THE COURT: [Petitioner], your post-conviction rights are pretty important rights. But you have — what we have in this case is a final order that went down. It's not been appealed and not been challenged where it was dismissed with prejudice. And I think that's going to be controlling in this case, that you had that opportunity and, for your own reasons, decided you were going to waive that right. And certainly recognize that almost any right can be waived if you do it with — you, know knowingly and voluntarily. And you did it with the assistance of counsel. You did it in open court with it being explained to you.
An accused may waive his right to post-conviction review.Serrano v. State, 133 S.W.3d 599, 604 (Tenn. 2004);see also Pike v. State, 164 S.W.3d 257, 262 (Tenn. 2005) (observing that "courts have long recognized the right of competent defendants to make decisions concerning their available legal remedies"). In Serrano, our supreme court observed:
[a]s with the right to appeal, there is no constitutional duty to provide post-conviction relief procedures. Burford v. State, 845 S.W.2d 204, 207 (Tenn. 1992). Rather, the right to post-conviction relief is created by statute. See T.C.A. §§ 40-30-102, -103, -104 (2003). "When there is no constitutional or statutory mandate, and no public policy prohibiting, an accused may waive any privilege which he is given the right to enjoy." Schick v. United States, 195 U.S. 65, 72, 24 S.Ct. 826 (1904). Because we are unable to find a mandate otherwise, we conclude that a petitioner may also waive the right to post-conviction relief.
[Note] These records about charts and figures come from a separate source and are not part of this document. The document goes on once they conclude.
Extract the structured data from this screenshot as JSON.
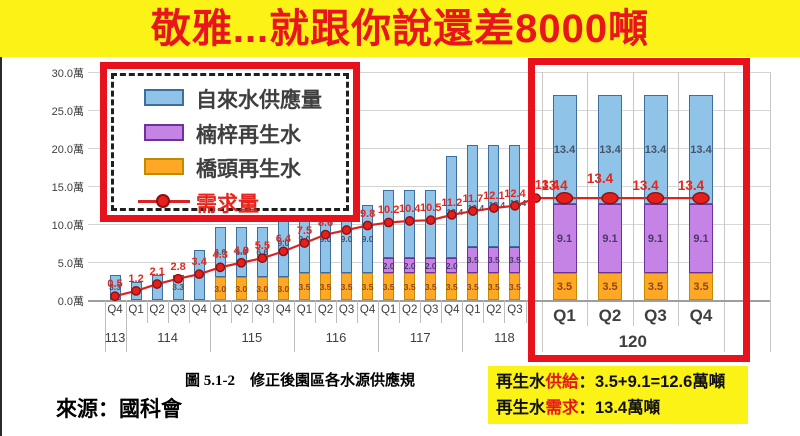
{
  "title": "敬雅...就跟你說還差8000噸",
  "colors": {
    "band_yellow": "#FBF216",
    "title_red": "#E8151D",
    "frame_red": "#E8121C",
    "demand_line": "#D92423",
    "demand_dot": "#E3201B",
    "tap_fill": "#8FC3E8",
    "tap_border": "#3D6E9E",
    "nanzi_fill": "#C583E6",
    "nanzi_border": "#6E3399",
    "qiaotou_fill": "#FFA826",
    "qiaotou_border": "#C28A00",
    "axis_text": "#3F3F3F",
    "red_label": "#E8251C",
    "tap_label": "#44546A",
    "nanzi_label": "#4B3869",
    "qiaotou_label": "#8C4516"
  },
  "legend": {
    "items": [
      {
        "name": "tap-water-supply",
        "label": "自來水供應量",
        "type": "box",
        "swatch": "#8FC3E8",
        "swatch_border": "#3D6E9E",
        "text_color": "#3F3F3F"
      },
      {
        "name": "nanzi-reclaimed-water",
        "label": "楠梓再生水",
        "type": "box",
        "swatch": "#C583E6",
        "swatch_border": "#6E3399",
        "text_color": "#3F3F3F"
      },
      {
        "name": "qiaotou-reclaimed-water",
        "label": "橋頭再生水",
        "type": "box",
        "swatch": "#FFA826",
        "swatch_border": "#C28A00",
        "text_color": "#3F3F3F"
      },
      {
        "name": "demand",
        "label": "需求量",
        "type": "line",
        "swatch": "#D92423",
        "swatch_border": "#8F1010",
        "text_color": "#E8251C"
      }
    ]
  },
  "chart_data": {
    "type": "bar",
    "stacked": true,
    "ylim": [
      0,
      30
    ],
    "unit": "萬噸/10k tons",
    "grid": true,
    "legend_position": "top-left overlay",
    "y_ticks": [
      "0.0萬",
      "5.0萬",
      "10.0萬",
      "15.0萬",
      "20.0萬",
      "25.0萬",
      "30.0萬"
    ],
    "series": [
      {
        "key": "qiaotou",
        "name": "橋頭再生水",
        "role": "stack-bottom"
      },
      {
        "key": "nanzi",
        "name": "楠梓再生水",
        "role": "stack-middle"
      },
      {
        "key": "tap",
        "name": "自來水供應量",
        "role": "stack-top"
      },
      {
        "key": "demand",
        "name": "需求量",
        "role": "line"
      }
    ],
    "years": [
      {
        "label": "113",
        "quarters": 1
      },
      {
        "label": "114",
        "quarters": 4
      },
      {
        "label": "115",
        "quarters": 4
      },
      {
        "label": "116",
        "quarters": 4
      },
      {
        "label": "117",
        "quarters": 4
      },
      {
        "label": "118",
        "quarters": 4
      }
    ],
    "bars": [
      {
        "year": "113",
        "q": "Q4",
        "qiaotou": 0,
        "nanzi": 0,
        "tap": 3.3,
        "demand": 0.5,
        "labels": {
          "demand": "0.5",
          "tap": "3.3"
        }
      },
      {
        "year": "114",
        "q": "Q1",
        "qiaotou": 0,
        "nanzi": 0,
        "tap": 2.4,
        "demand": 1.2,
        "labels": {
          "demand": "1.2"
        }
      },
      {
        "year": "114",
        "q": "Q2",
        "qiaotou": 0,
        "nanzi": 0,
        "tap": 3.3,
        "demand": 2.1,
        "labels": {
          "demand": "2.1"
        }
      },
      {
        "year": "114",
        "q": "Q3",
        "qiaotou": 0,
        "nanzi": 0,
        "tap": 3.3,
        "demand": 2.8,
        "labels": {
          "demand": "2.8",
          "tap": "3.3"
        }
      },
      {
        "year": "114",
        "q": "Q4",
        "qiaotou": 0,
        "nanzi": 0,
        "tap": 6.6,
        "demand": 3.4,
        "labels": {
          "demand": "3.4"
        }
      },
      {
        "year": "115",
        "q": "Q1",
        "qiaotou": 3.0,
        "nanzi": 0,
        "tap": 6.6,
        "demand": 4.3,
        "labels": {
          "demand": "4.3",
          "qiaotou": "3.0",
          "tap": "6.6"
        }
      },
      {
        "year": "115",
        "q": "Q2",
        "qiaotou": 3.0,
        "nanzi": 0,
        "tap": 6.6,
        "demand": 4.9,
        "labels": {
          "demand": "4.9",
          "qiaotou": "3.0",
          "tap": "6.6"
        }
      },
      {
        "year": "115",
        "q": "Q3",
        "qiaotou": 3.0,
        "nanzi": 0,
        "tap": 6.6,
        "demand": 5.5,
        "labels": {
          "demand": "5.5",
          "qiaotou": "3.0",
          "tap": "6.6"
        }
      },
      {
        "year": "115",
        "q": "Q4",
        "qiaotou": 3.0,
        "nanzi": 0,
        "tap": 9.0,
        "demand": 6.4,
        "labels": {
          "demand": "6.4",
          "qiaotou": "3.0",
          "tap": "9.0"
        }
      },
      {
        "year": "116",
        "q": "Q1",
        "qiaotou": 3.5,
        "nanzi": 0,
        "tap": 9.0,
        "demand": 7.5,
        "labels": {
          "demand": "7.5",
          "qiaotou": "3.5",
          "tap": "9.0"
        }
      },
      {
        "year": "116",
        "q": "Q2",
        "qiaotou": 3.5,
        "nanzi": 0,
        "tap": 9.0,
        "demand": 8.6,
        "labels": {
          "demand": "8.6",
          "qiaotou": "3.5",
          "tap": "9.0"
        }
      },
      {
        "year": "116",
        "q": "Q3",
        "qiaotou": 3.5,
        "nanzi": 0,
        "tap": 9.0,
        "demand": 9.2,
        "labels": {
          "demand": "9.2",
          "qiaotou": "3.5",
          "tap": "9.0"
        }
      },
      {
        "year": "116",
        "q": "Q4",
        "qiaotou": 3.5,
        "nanzi": 0,
        "tap": 9.0,
        "demand": 9.8,
        "labels": {
          "demand": "9.8",
          "qiaotou": "3.5",
          "tap": "9.0"
        }
      },
      {
        "year": "117",
        "q": "Q1",
        "qiaotou": 3.5,
        "nanzi": 2.0,
        "tap": 9.0,
        "demand": 10.2,
        "labels": {
          "demand": "10.2",
          "qiaotou": "3.5",
          "nanzi": "2.0"
        }
      },
      {
        "year": "117",
        "q": "Q2",
        "qiaotou": 3.5,
        "nanzi": 2.0,
        "tap": 9.0,
        "demand": 10.4,
        "labels": {
          "demand": "10.4",
          "qiaotou": "3.5",
          "nanzi": "2.0"
        }
      },
      {
        "year": "117",
        "q": "Q3",
        "qiaotou": 3.5,
        "nanzi": 2.0,
        "tap": 9.0,
        "demand": 10.5,
        "labels": {
          "demand": "10.5",
          "qiaotou": "3.5",
          "nanzi": "2.0"
        }
      },
      {
        "year": "117",
        "q": "Q4",
        "qiaotou": 3.5,
        "nanzi": 2.0,
        "tap": 13.4,
        "demand": 11.2,
        "labels": {
          "demand": "11.2",
          "qiaotou": "3.5",
          "nanzi": "2.0",
          "tap": "13.4"
        }
      },
      {
        "year": "118",
        "q": "Q1",
        "qiaotou": 3.5,
        "nanzi": 3.5,
        "tap": 13.4,
        "demand": 11.7,
        "labels": {
          "demand": "11.7",
          "qiaotou": "3.5",
          "nanzi": "3.5",
          "tap": "13.4"
        }
      },
      {
        "year": "118",
        "q": "Q2",
        "qiaotou": 3.5,
        "nanzi": 3.5,
        "tap": 13.4,
        "demand": 12.1,
        "labels": {
          "demand": "12.1",
          "qiaotou": "3.5",
          "nanzi": "3.5",
          "tap": "13.4"
        }
      },
      {
        "year": "118",
        "q": "Q3",
        "qiaotou": 3.5,
        "nanzi": 3.5,
        "tap": 13.4,
        "demand": 12.4,
        "labels": {
          "demand": "12.4",
          "qiaotou": "3.5",
          "nanzi": "3.5",
          "tap": "13.4"
        }
      },
      {
        "year": "118",
        "q": "Q4",
        "qiaotou": 3.5,
        "nanzi": 3.5,
        "tap": 13.4,
        "demand": 13.4,
        "labels": {
          "demand": "13.4"
        }
      }
    ],
    "highlight": {
      "year": "120",
      "bars": [
        {
          "q": "Q1",
          "qiaotou": 3.5,
          "nanzi": 9.1,
          "tap": 13.4,
          "demand": 13.4,
          "labels": {
            "demand": "13.4",
            "qiaotou": "3.5",
            "nanzi": "9.1",
            "tap": "13.4"
          }
        },
        {
          "q": "Q2",
          "qiaotou": 3.5,
          "nanzi": 9.1,
          "tap": 13.4,
          "demand": 13.4,
          "labels": {
            "demand": "13.4",
            "qiaotou": "3.5",
            "nanzi": "9.1",
            "tap": "13.4"
          }
        },
        {
          "q": "Q3",
          "qiaotou": 3.5,
          "nanzi": 9.1,
          "tap": 13.4,
          "demand": 13.4,
          "labels": {
            "demand": "13.4",
            "qiaotou": "3.5",
            "nanzi": "9.1",
            "tap": "13.4"
          }
        },
        {
          "q": "Q4",
          "qiaotou": 3.5,
          "nanzi": 9.1,
          "tap": 13.4,
          "demand": 13.4,
          "labels": {
            "demand": "13.4",
            "qiaotou": "3.5",
            "nanzi": "9.1",
            "tap": "13.4"
          }
        }
      ]
    }
  },
  "footer": {
    "caption": "圖 5.1-2　修正後園區各水源供應規",
    "note_line1": {
      "prefix": "再生水",
      "em": "供給",
      "rest": "：3.5+9.1=12.6萬噸"
    },
    "note_line2": {
      "prefix": "再生水",
      "em": "需求",
      "rest": "：13.4萬噸"
    },
    "source": "來源：國科會"
  }
}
Serrano, 133 S.W.3d at 604.
Petitioner did not appeal the trial court's order dismissing his first post-conviction petition with prejudice, and the trial court's order became final prior to the filing of his second pro se post-conviction petition. Absent the first order of dismissal being in the record, we must presume that it was with prejudice based on what is in the record regarding dismissal of the second pro se petition for post-conviction relief. Based on our review, we conclude that the post-conviction court did not err in summarily dismissing Petitioner's second post-conviction petition. Petitioner is not entitled to relief on this issue.
CONCLUSION
After review, we affirm the judgment of the post-conviction court.